Following host-range testing studies in quarantine, the predator was cleared for release in 2000. Rearing procedures were developed and releases began in 2003. To date, more than 200,000 beetles have been released at over 200 sites. Evaluations after release showed that establishment is positively correlated with minimum winter temperature and with the number of beetles released. Beetles initially disperse slowly up the release tree and then away from the release tree at a rate of close to 40 m/yr. Some anecdotal evidence suggests this could be greater at times,” (Page 14).

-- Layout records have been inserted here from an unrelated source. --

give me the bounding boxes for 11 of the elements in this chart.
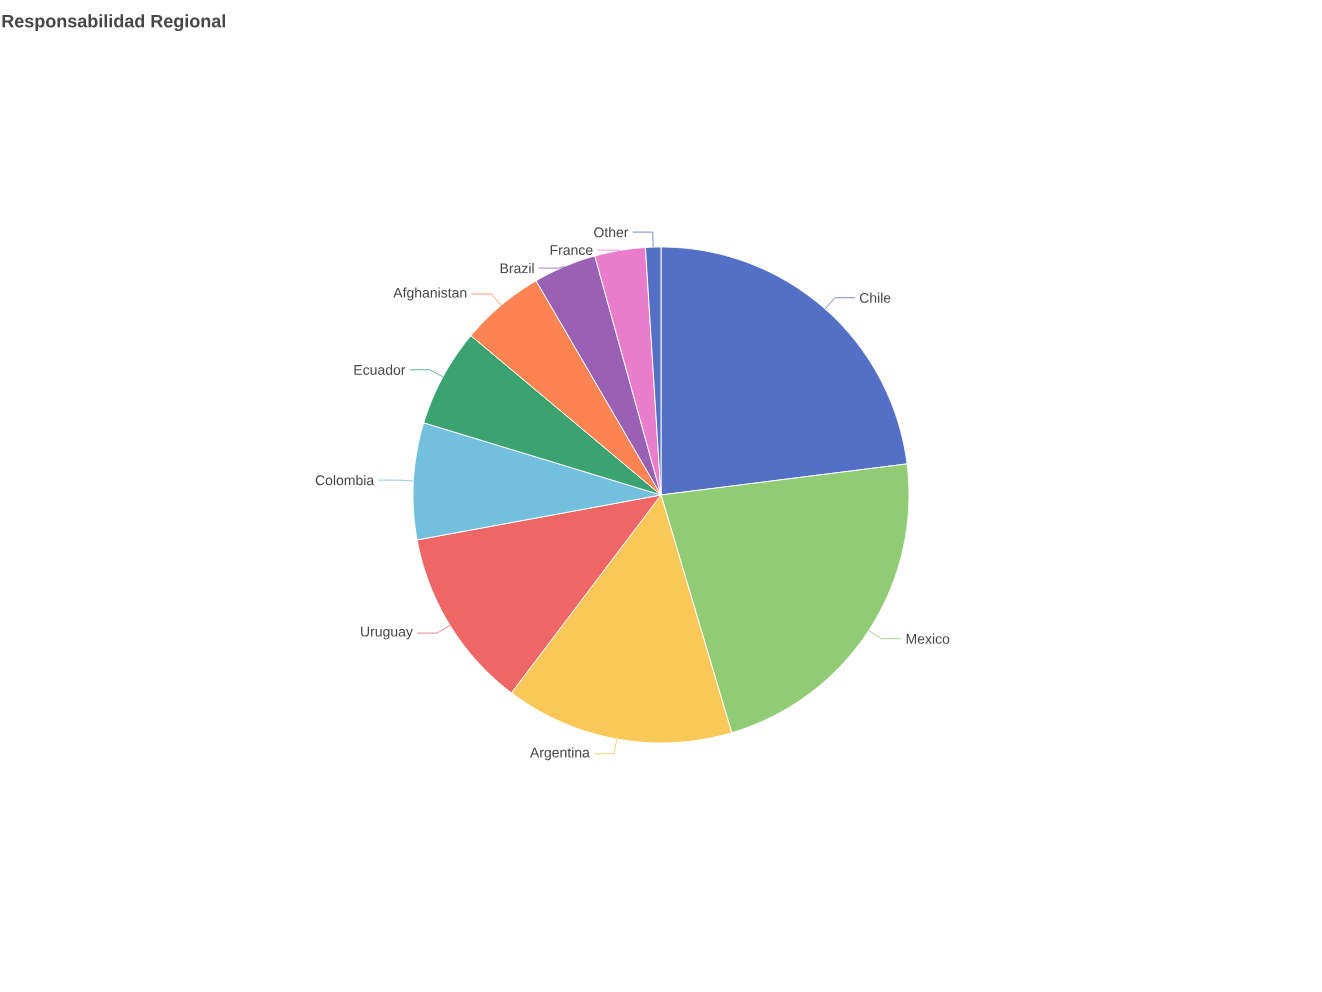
slice-label: Afghanistan: [393, 287, 467, 301]
slice-label: Other: [594, 226, 629, 238]
slice-label: Ecuador: [354, 364, 406, 375]
slice-label: France: [550, 245, 593, 256]
slice-label: Brazil: [500, 262, 534, 274]
text: Responsabilidad Regional: [2, 14, 226, 32]
slice-label: Argentina: [529, 747, 590, 761]
slice-label: Chile: [859, 292, 891, 303]
slice-label: Colombia: [315, 474, 375, 486]
slice-label: Uruguay: [361, 626, 413, 640]
slice-label: Mexico: [906, 633, 950, 644]
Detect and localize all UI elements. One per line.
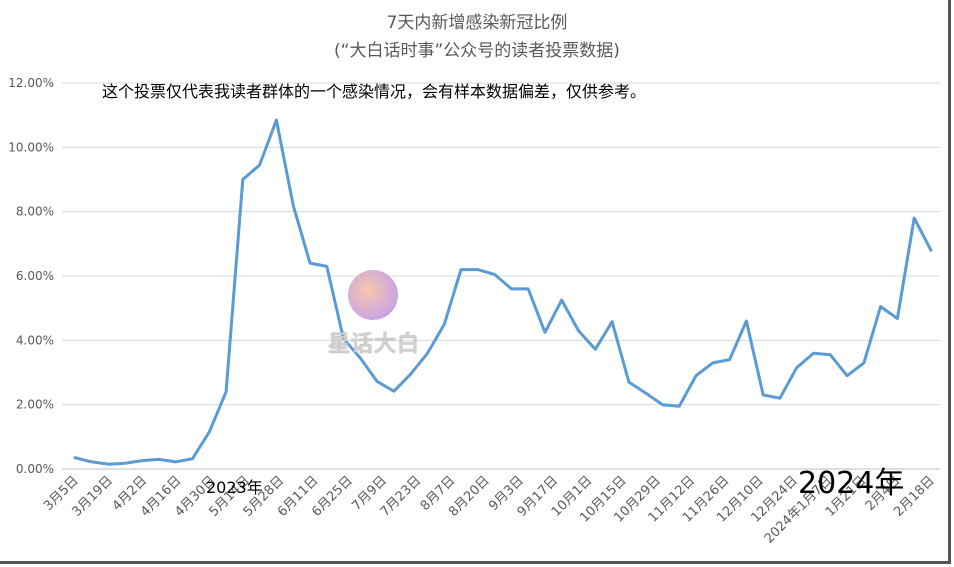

In this example, we see that if the lifecycle of both the pest and the predator of that pest coincide, the biological control may be more effective in its role of controlling the pest. How amazing to consider this ebb and flow of the natural world, and how timing sometimes really is everything, especially when devising an IPM plan.
“Because the strain of HWA that was introduced to eastern North America is from southern Japan, an additional effort was made to look for natural enemies in this location. A new species, Laricobius osakensis Montgomery and Shiyake, was discovered in 2005 and imported to quarantine to study its biology and host-range (Figure 17). The insect was also studied in its native habitat. Laricobius osakensis has host preferences similar to L. nigrinus, greater fecundity, and a higher predation rate then L. nigrinus. Lab studies showed that it cannot hybridize with the North American Laricobius species,” (Page 15).
In this sense, fecundity is actually a favorable trait in an effective predator.
“In its native habitat, it is shown to be the key natural enemy on sistentes, being consistently present in association with HWA, and having a synchronous life cycle with HWA. Its population uctuations were correlated with those of the HWA sistens population, and it was shown to reduce populations of HWA on T. seiboldii. Permission to remove L. osakensis from quarantine was received in 2010 and the rst open releases began in 2012. Continued efforts toward large-scale operational releases and monitoring of this predator are underway,” (Page 15).
Whatever your stand is on biological control, on the surface it truly is fascinating. I guess time will tell how disruptive or beneficial it can be in the ecosystem.
How many different types of factors play a role in the effectiveness of biological controls on the HWA is really amazing. Consider the ecosystem as a whole. We know that these predators operate in similar climates and landscapes, and on similar plants and insects, but introducing biological controls is not an easy task. From overwintering, to monitoring and rearing the insects prior to introduction; all stages of this biological warfare has many challenges. On top of that, in North America our research only goes back to 1992, so this topic is on the frontline of current research, and has the room to grow and improve exponentially.
For me, in the most basic sense, Biological Control gives a whole new meaning to the term sub-contractor, that’s for sure.